(A Almudena Grandes, por su corazón helado)
Las últimas palabras que recuerdo, antes de que mi voluntad se dejara vencer por el caer de párpados que la bombardeó hasta derrotar mi intención de seguir leyendo, me hicieron soñar con el corazón helado.
Vuelvo de un exilio de pensamientos lejanos, rechazados, relegados, que arañan, y los reencuentro siendo niño, en conversaciones, murmullo de siesta, apagadas por el himno que hace ondear la bandera bajo la foto superpuesta de un general que pone cierre a la emisión de tarde. Carmen, —la tata de mi madre, su niña—, nuestra Carmen, mal hablada, rezonga ante esa imagen anécdotas de mi abuelo, hasta que la hacen callar.
— Carmen, que no me llames don Felipe —me decía tu abuelo.
— ¿Cómo que no? Usted será todo lo rojo que quiera pero es un señorito. ¿Cómo no le voy a tratar de usted siendo médico?
Como el otro, el de tu padre —me decía—, que había estado por toda Europa y hablaba cuatro o cinco idiomas. Ellos eran buena gente, sólo querían que esto cambiara.... de lo de tu abuelo Felipe la culpa la tuvo la puta de la ... ¡Carmen!—interrumpía mi abuela—. Me acuerdo —seguía— que a veces se reunían en casa, y cuando terminaban se despedía: "salud camaradas, hasta mañana si Dios quiere" y le soltaban los otros, "¡Felipe, coño, que no metas a Dios en esto!”.

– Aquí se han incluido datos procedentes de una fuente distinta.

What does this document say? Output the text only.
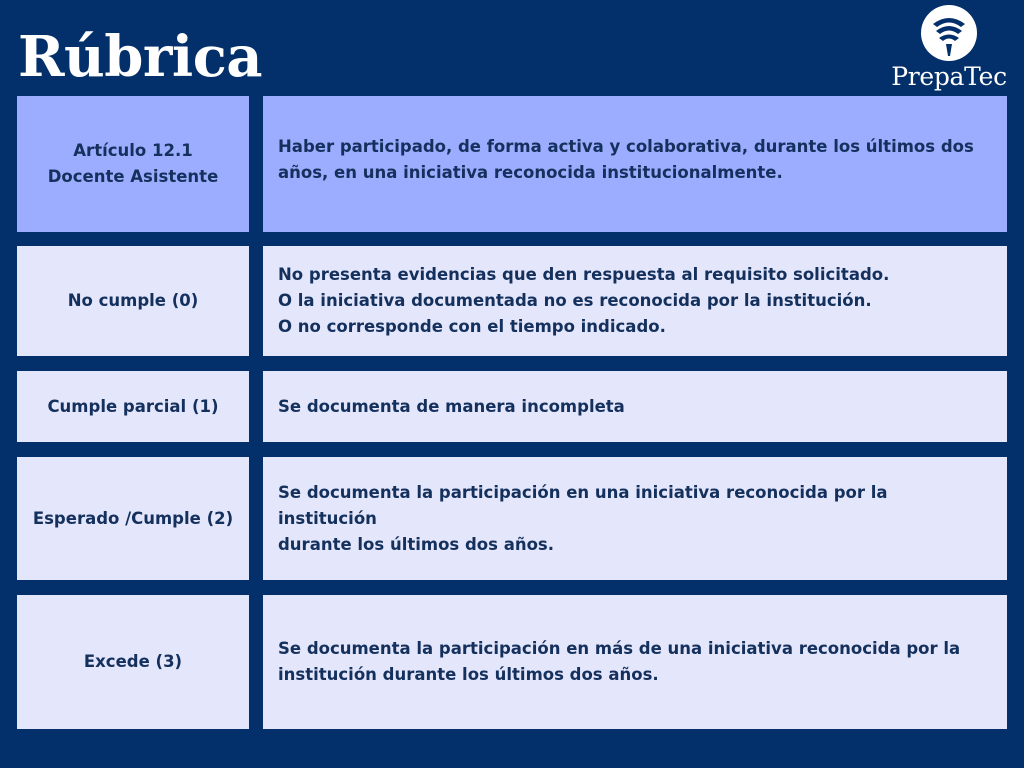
Rúbrica	PrepaTec
Artículo 12.1
Docente Asistente
Haber participado, de forma activa y colaborativa, durante los últimos dos
años, en una iniciativa reconocida institucionalmente.
No cumple (0)
No presenta evidencias que den respuesta al requisito solicitado.
O la iniciativa documentada no es reconocida por la institución.
O no corresponde con el tiempo indicado.
Cumple parcial (1)	Se documenta de manera incompleta
Esperado /Cumple (2)
Se documenta la participación en una iniciativa reconocida por la institución
durante los últimos dos años.
Excede (3)
Se documenta la participación en más de una iniciativa reconocida por la
institución durante los últimos dos años.
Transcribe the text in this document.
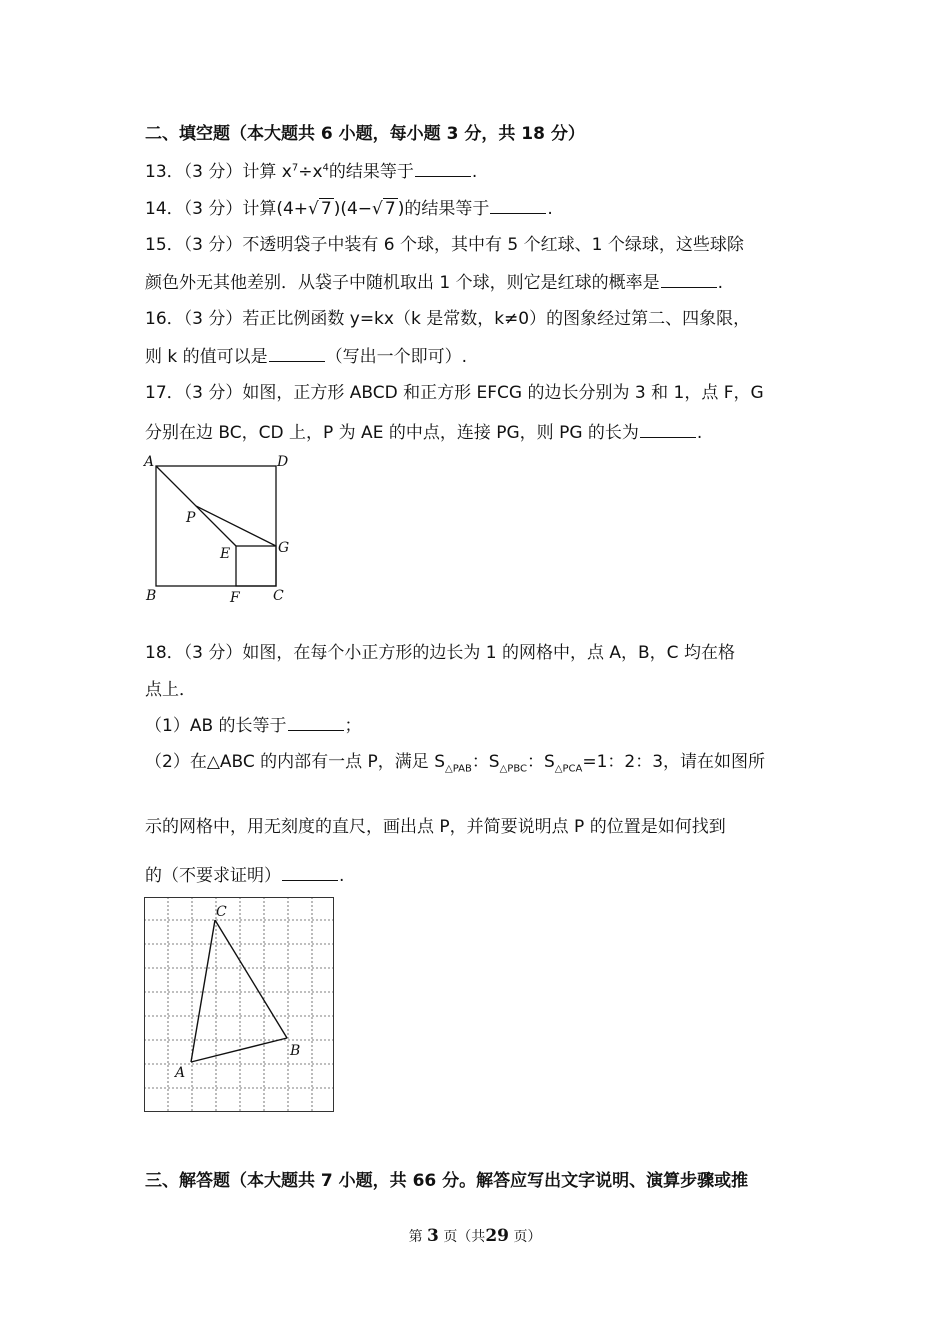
二、填空题（本大题共 6 小题，每小题 3 分，共 18 分）
13．（3 分）计算 $x^7\div x^4$的结果等于	.
14．（3 分）计算(4+√ 7 )(4−√ 7 )的结果等于	.
15．（3 分）不透明袋子中装有 6 个球，其中有 5 个红球、1 个绿球，这些球除
颜色外无其他差别．从袋子中随机取出 1 个球，则它是红球的概率是	.
16．（3 分）若正比例函数 y=kx（k 是常数，k≠0）的图象经过第二、四象限，
则 k 的值可以是	（写出一个即可）.
17．（3 分）如图，正方形 ABCD 和正方形 EFCG 的边长分别为 3 和 1，点 F，G
分别在边 BC，CD 上，P 为 AE 的中点，连接 PG，则 PG 的长为	.
A	D
P
E	G
B	F C
18．（3 分）如图，在每个小正方形的边长为 1 的网格中，点 A，B，C 均在格
点上．
（1）AB 的长等于	；
（2）在△ABC 的内部有一点 P，满足 $S_{\triangle PAB}$：$S_{\triangle PBC}$：$S_{\triangle PCA}=1$：2：3，请在如图所
示的网格中，用无刻度的直尺，画出点 P，并简要说明点 P 的位置是如何找到
的（不要求证明）	.
C
B
A
三、解答题（本大题共 7 小题，共 66 分。解答应写出文字说明、演算步骤或推
第 3 页（共29 页）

— Yo no sé leer ni escribir, niño, pero estuve en el colegio — se reía.
— ¿Entonces no aprendiste nada?
— Sí, a rezar y cantar el caralsol. Nos sacaban a todas las presas al patio y con la cabeza rapada, se te congelaban hasta las ideas.
Y en mi sueño viajo con mi padre en un citroen GS beige por una carretera de la Siberia extremeña. De repente reduce la velocidad y masculla: "aquí debió ser, por aquí debe estar..."— lo dice emocionado, pero sin una lágrima, porque para ellos no hubo pésames, ni luto, eso quedó para los otros—. ¡Ay del vencido! —susurra—, y el llanto empaña por ellos mis ojos y me veo en pie, solo, encañonado. No recuerdo si grité un ¡viva la República! o se me relajaron los esfínteres ante la tapia a la que alguna vez mi abuela llevó flores, o junto al ignoto cerro sobre el que, al llegar la primavera, crecerán silvestres... ¡qué más da!.
Lo que sí sé ahora es que "nosotros somos lo que somos, y tenemos que estar con los nuestros", que el sueño me dejó con el corazón helado para un despertar cubierto de secreciones de seda, porque aquí, en España, lo peor son sus historias, que acaban estropeándolo todo, porque los armarios de las casas guardan telarañas que aún brillan cuando les da luz, entre los viejos papeles y los trajes de los abuelos, que a nadie sientan bien. Quizá nuestros hijos los vean algún día como lo que son, ropa vieja o piezas de museo.